For Case 2015, Fig. 14 gives the accumulated rainfall derived from (a) model output, and (b) station observations. Observations indicate an accumulated rainfall of about 140–180 mm in the eastern and northeastern part of SC, with a decreasing pattern from northeast to southwest. Around 100–130 mm of total precipitation is observed in the GBA mega-city. On the other hand, the model results tend to overestimate the rainfall intensity in the GBA mega-city and part of southwestern SC, with model cumulative rainfall reaching 150 mm in the GBA mega-city, which overstates the rainfall by about 20–30 mm. However, the simulated precipitation aligns reasonably with observations over the northern and eastern parts of SC. The presence of strong rainfall over the GBA, despite slight overestimation, is deemed acceptable and supportive of our study's objectives. The subtle deviations from observed data do not undermine the overall validity of the model, reinforcing its utility as an effective tool in simulating and understanding extreme rainfall events.

Figure 14
figure 14

Same as Fig. 13 except for Case 2015. The maps were generated by the NCAR Command Language (NCL) Version 6.6.279, http://dx.doi.org/10.5065/D6WD3XH5.

Moreover, evaluation of the model's performance in simulating temperature and circulation in the SC area has been conducted to ensure its reliability by comparing model outputs and ERA5 reanalysis data. For Case 2013, a pronounced 2-m temperature gradient is observed from the north of the SC region to the ocean in ERA5 (see Fig. S5a). Cold air is situated north of SC, while higher temperatures are evident in the GBA mega-city, reaching 13 °C—warmer than the surrounding rural areas. Simultaneously, prevailing northerly 10-m winds dominate the SC land area, leading to the intrusion of cold air into the region. Along the coast and over the ocean, these winds become northeasterly. The model's simulated surface temperature and wind patterns (see Fig. S5b) reasonably align with ERA5 reanalysis data. In addition, the model outputs also exhibit accurate low-level (925 hPa) temperature and wind simulations for the SC area compared to ERA5 reanalysis data (see Fig. S5c,d), demonstrating the model's reliability.

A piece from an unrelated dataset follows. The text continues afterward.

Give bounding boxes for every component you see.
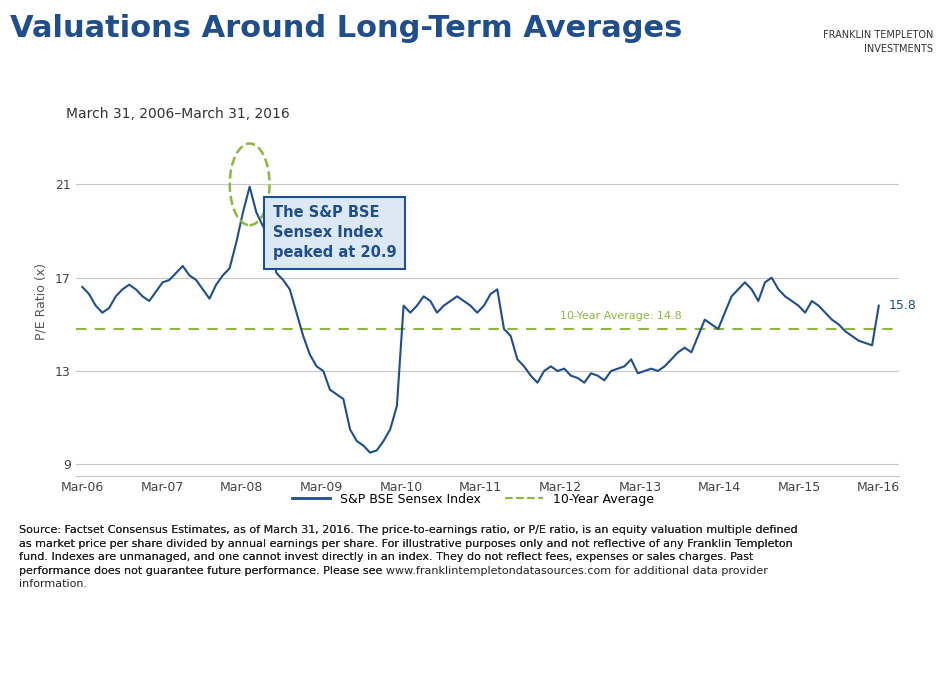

With regard to surface temperature and wind, the meteorological conditions in Case 2015 closely resemble those in Case 2013 (see Fig. S6). The model accurately reproduces the background 10-m winds in the SC area, demonstrating satisfactory performance in simulating the speed and direction of the northerly winds. Although the model slightly underestimates the 2-m temperature in the southern portion of SC compared to ERA5, the 2-m temperature performance in the GBA mega-city and the ocean remains reasonable. The model's output of 925 hPa temperature, wind speed, and wind direction in SC closely aligns with ERA5 data. In conclusion, the weather parameters of temperature, wind, and precipitation are well-simulated in the model for the two winter extreme events in the SC region, providing reasonable and comparable results compared to station observations. These results underscore the WRF model's ability to capture key meteorological features of the regional climate, providing a solid foundation for further analysis of urbanization impacts on extreme winter precipitation.